American Alpine Jounrna and Accidents in North American Climbing

Washington State: (1) Cascades

  • Accident Reports
  • Accident Year:
  • Publication Year: 1952

REVIEW OF ACCIDENTS IN 1951

Washington State: (1)Cascades. On 2 June 1951 Charles Randall, a 23-year-old University of Washington student, was hit by a falling rock while climbing Red Mountain near Snoqualmie Pass Summit. The accident occurred about noon, when a lone rock, weighing about 20 lbs., bounded down the slope and struck Randall in the head. He suffered a possible skull fracture and a shoulder injury. It is not known what dislodged the rock.

Randall’s companion, Paul Moran, seeking aid, met a group of Seattle Boy Scouts. Two of the Scouts went for help, while Moran and several of the other Scouts returned to Randall. Three Seattle members of the Mountaineers Club, state patrolmen and forest rangers from North Bend formed a rescue party. The members of the Mountaineers were Cameron Beckwith, Ron Livingston and Tom Miller. The rescue party traversed deep snow and rough terrain to carry Randall in a basket stretcher about four miles from the scene of the accident to the highway. There the group was met by a Coast Guard Helicopter. The helicopter transported Randall to Boeing Field for subsequent hospitalization. About nine hours elapsed between the time of the accident and Randal1’s arrival at Boeing Field.

Source of Information: newspaper account.

Analysis. Although it is not so stated in the source account, this rescue was evidently carried out along organization lines established by the Mountain Rescue and Safety Council and the Mountaineers (Club), which have been coordinating efforts to promote safe mountaineering practices and to provide an effective search and rescue system for mountain accidents in the Pacific Northwest. The efficient cooperation of the several groups and agencies involved in this rescue makes it apparent that the council and affiliated organizations are to be highly commended for the work they are doing.

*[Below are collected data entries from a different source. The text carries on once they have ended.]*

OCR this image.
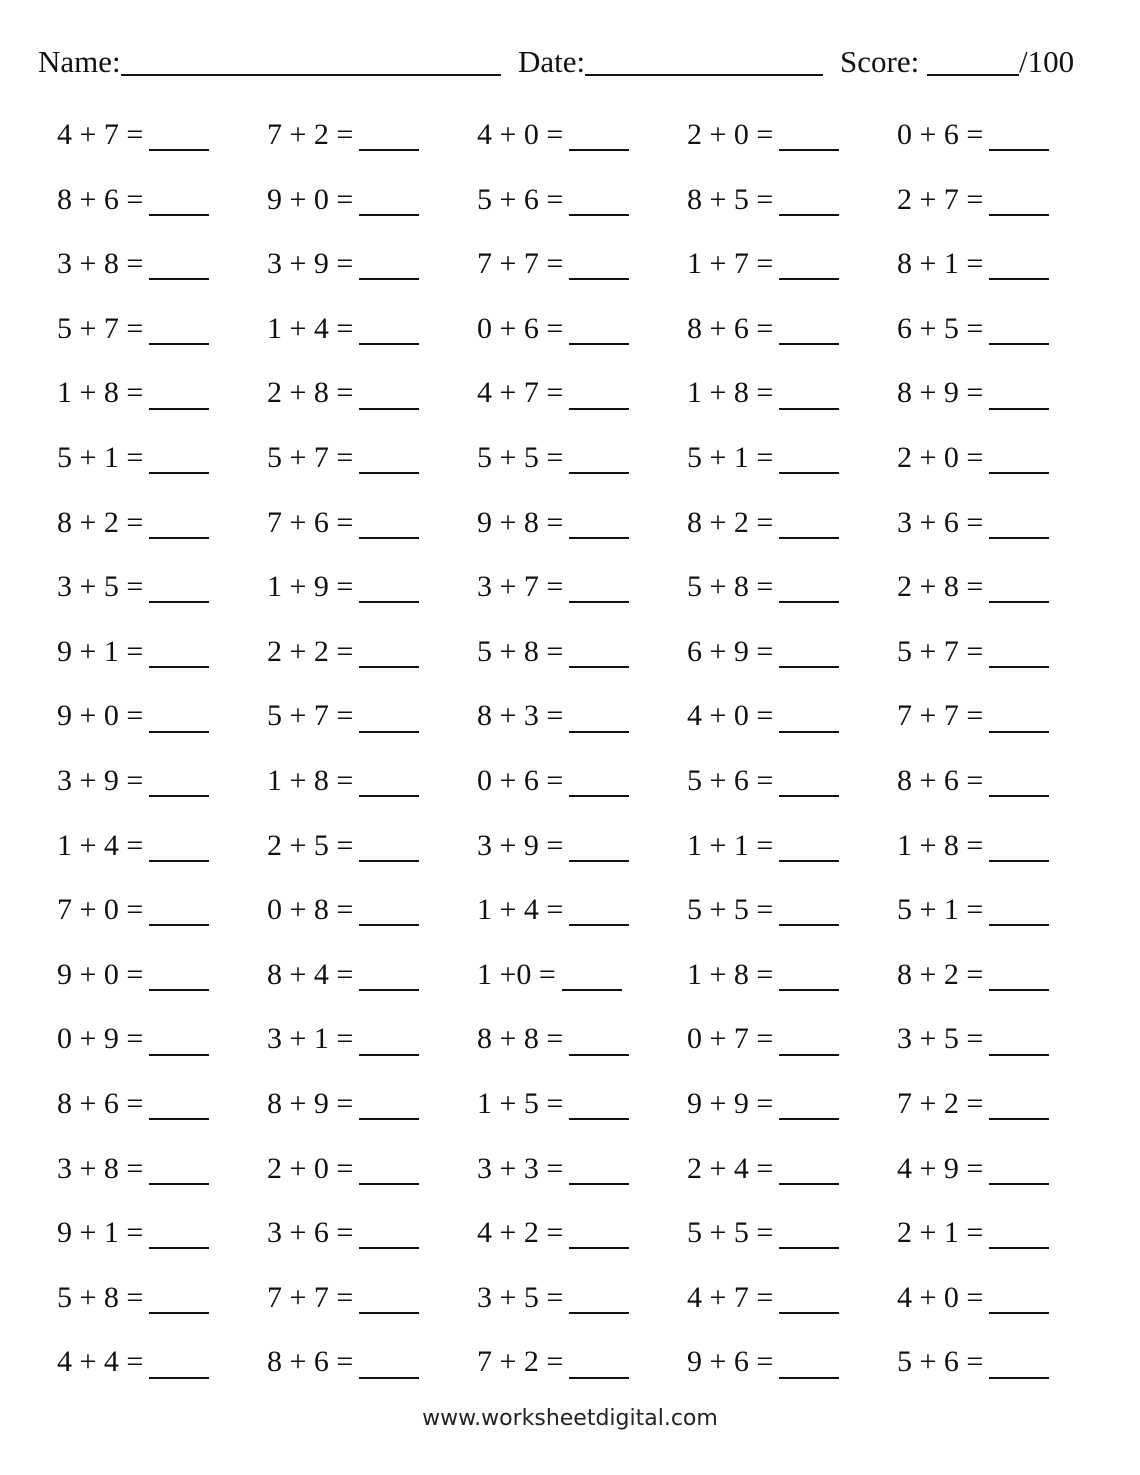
Name:	Date:	Score:	/100
4 + 7 =	7 + 2 =	4 + 0 =	2 + 0 =	0 + 6 =
8 + 6 =	9 + 0 =	5 + 6 =	8 + 5 =	2 + 7 =
3 + 8 =	3 + 9 =	7 + 7 =	1 + 7 =	8 + 1 =
5 + 7 =	1 + 4 =	0 + 6 =	8 + 6 =	6 + 5 =
1 + 8 =	2 + 8 =	4 + 7 =	1 + 8 =	8 + 9 =
5 + 1 =	5 + 7 =	5 + 5 =	5 + 1 =	2 + 0 =
8 + 2 =	7 + 6 =	9 + 8 =	8 + 2 =	3 + 6 =
3 + 5 =	1 + 9 =	3 + 7 =	5 + 8 =	2 + 8 =
9 + 1 =	2 + 2 =	5 + 8 =	6 + 9 =	5 + 7 =
9 + 0 =	5 + 7 =	8 + 3 =	4 + 0 =	7 + 7 =
3 + 9 =	1 + 8 =	0 + 6 =	5 + 6 =	8 + 6 =
1 + 4 =	2 + 5 =	3 + 9 =	1 + 1 =	1 + 8 =
7 + 0 =	0 + 8 =	1 + 4 =	5 + 5 =	5 + 1 =
9 + 0 =	8 + 4 =	1 +0 =	1 + 8 =	8 + 2 =
0 + 9 =	3 + 1 =	8 + 8 =	0 + 7 =	3 + 5 =
8 + 6 =	8 + 9 =	1 + 5 =	9 + 9 =	7 + 2 =
3 + 8 =	2 + 0 =	3 + 3 =	2 + 4 =	4 + 9 =
9 + 1 =	3 + 6 =	4 + 2 =	5 + 5 =	2 + 1 =
5 + 8 =	7 + 7 =	3 + 5 =	4 + 7 =	4 + 0 =
4 + 4 =	8 + 6 =	7 + 2 =	9 + 6 =	5 + 6 =
www.worksheetdigital.com
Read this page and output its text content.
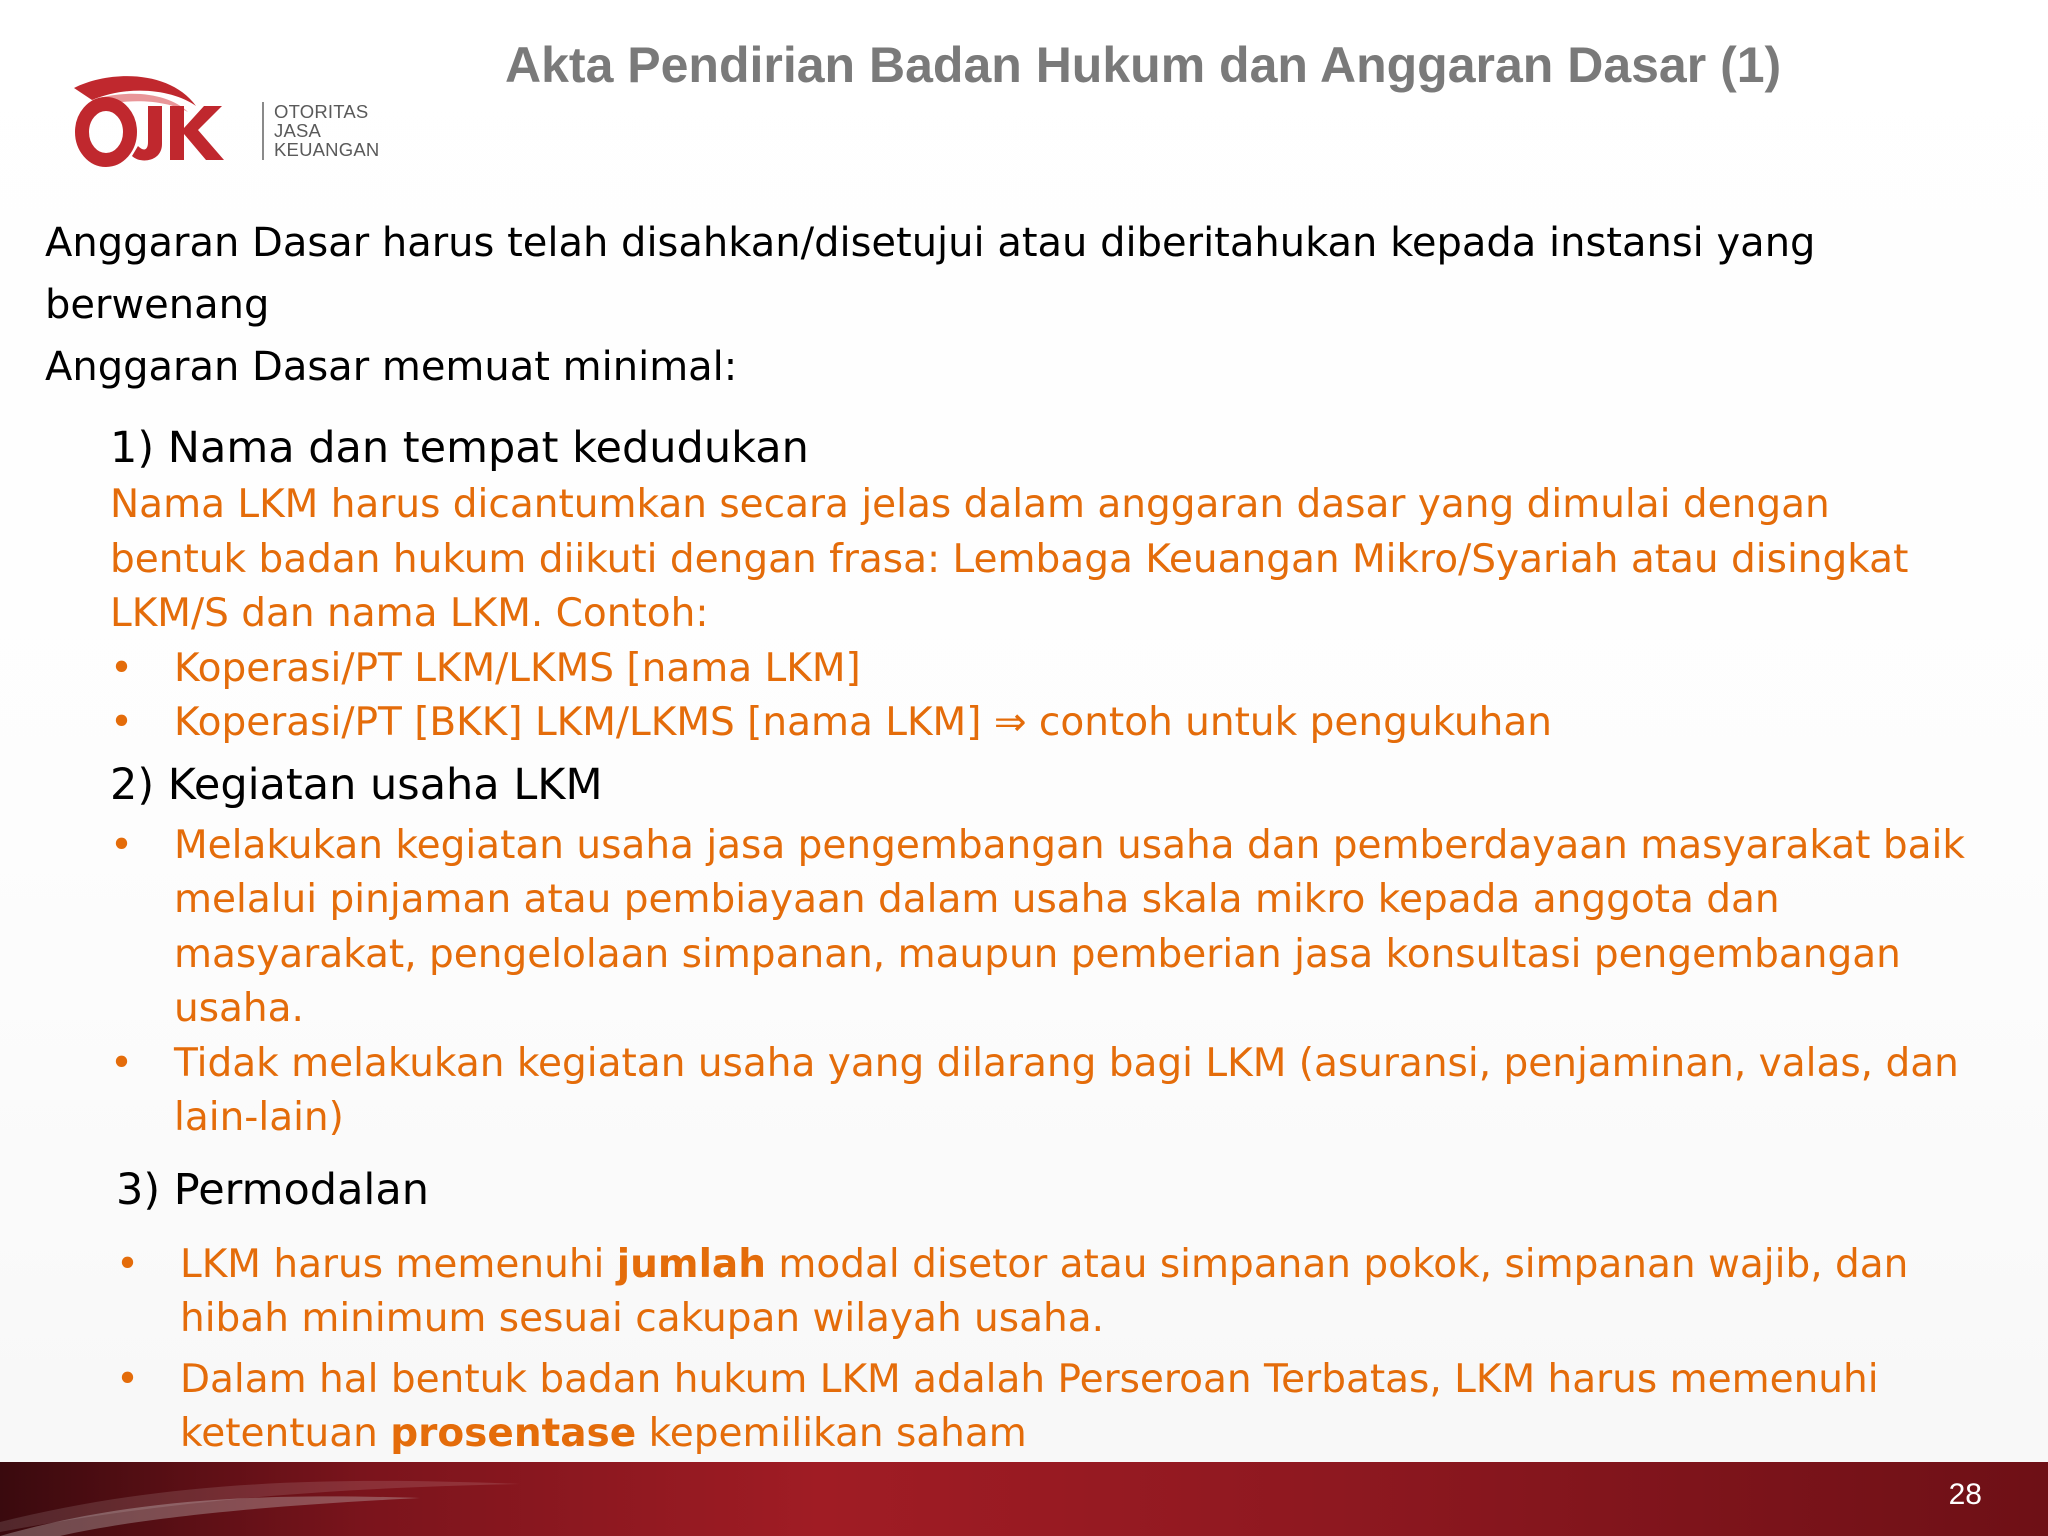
OTORITAS
JASA
KEUANGAN
Akta Pendirian Badan Hukum dan Anggaran Dasar (1)

Anggaran Dasar harus telah disahkan/disetujui atau diberitahukan kepada instansi yang berwenang

Anggaran Dasar memuat minimal:

1) Nama dan tempat kedudukan

Nama LKM harus dicantumkan secara jelas dalam anggaran dasar yang dimulai dengan bentuk badan hukum diikuti dengan frasa: Lembaga Keuangan Mikro/Syariah atau disingkat LKM/S dan nama LKM. Contoh:

• Koperasi/PT LKM/LKMS [nama LKM]
• Koperasi/PT [BKK] LKM/LKMS [nama LKM] ⇒ contoh untuk pengukuhan

2) Kegiatan usaha LKM

• Melakukan kegiatan usaha jasa pengembangan usaha dan pemberdayaan masyarakat baik melalui pinjaman atau pembiayaan dalam usaha skala mikro kepada anggota dan masyarakat, pengelolaan simpanan, maupun pemberian jasa konsultasi pengembangan usaha.
• Tidak melakukan kegiatan usaha yang dilarang bagi LKM (asuransi, penjaminan, valas, dan lain-lain)

3) Permodalan

• LKM harus memenuhi jumlah modal disetor atau simpanan pokok, simpanan wajib, dan hibah minimum sesuai cakupan wilayah usaha.
• Dalam hal bentuk badan hukum LKM adalah Perseroan Terbatas, LKM harus memenuhi ketentuan prosentase kepemilikan saham
28
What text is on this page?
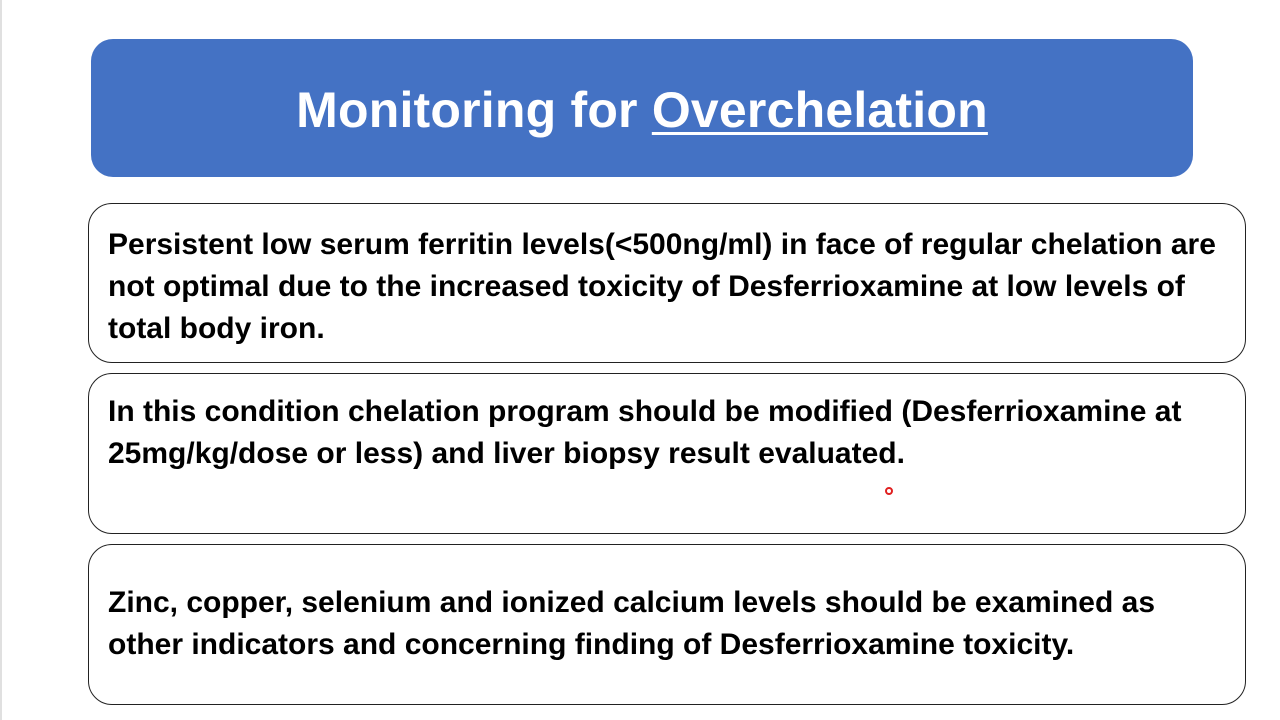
Monitoring for Overchelation

Persistent low serum ferritin levels(<500ng/ml) in face of regular chelation are not optimal due to the increased toxicity of Desferrioxamine at low levels of total body iron.

In this condition chelation program should be modified (Desferrioxamine at 25mg/kg/dose or less) and liver biopsy result evaluated.

Zinc, copper, selenium and ionized calcium levels should be examined as other indicators and concerning finding of Desferrioxamine toxicity.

The accident resulted from one of the most insidious and uncontrollable dangers of mountaineering, that of falling rocks. Yet this is a danger which can of ten be minimized by careful selection of the route and by constant alertness to any evidence or sound of falling rocks. It is usually possible to dodge a single bounding rock, such as that which struck Randall, if the rock is sighted while it is still some distance above the party.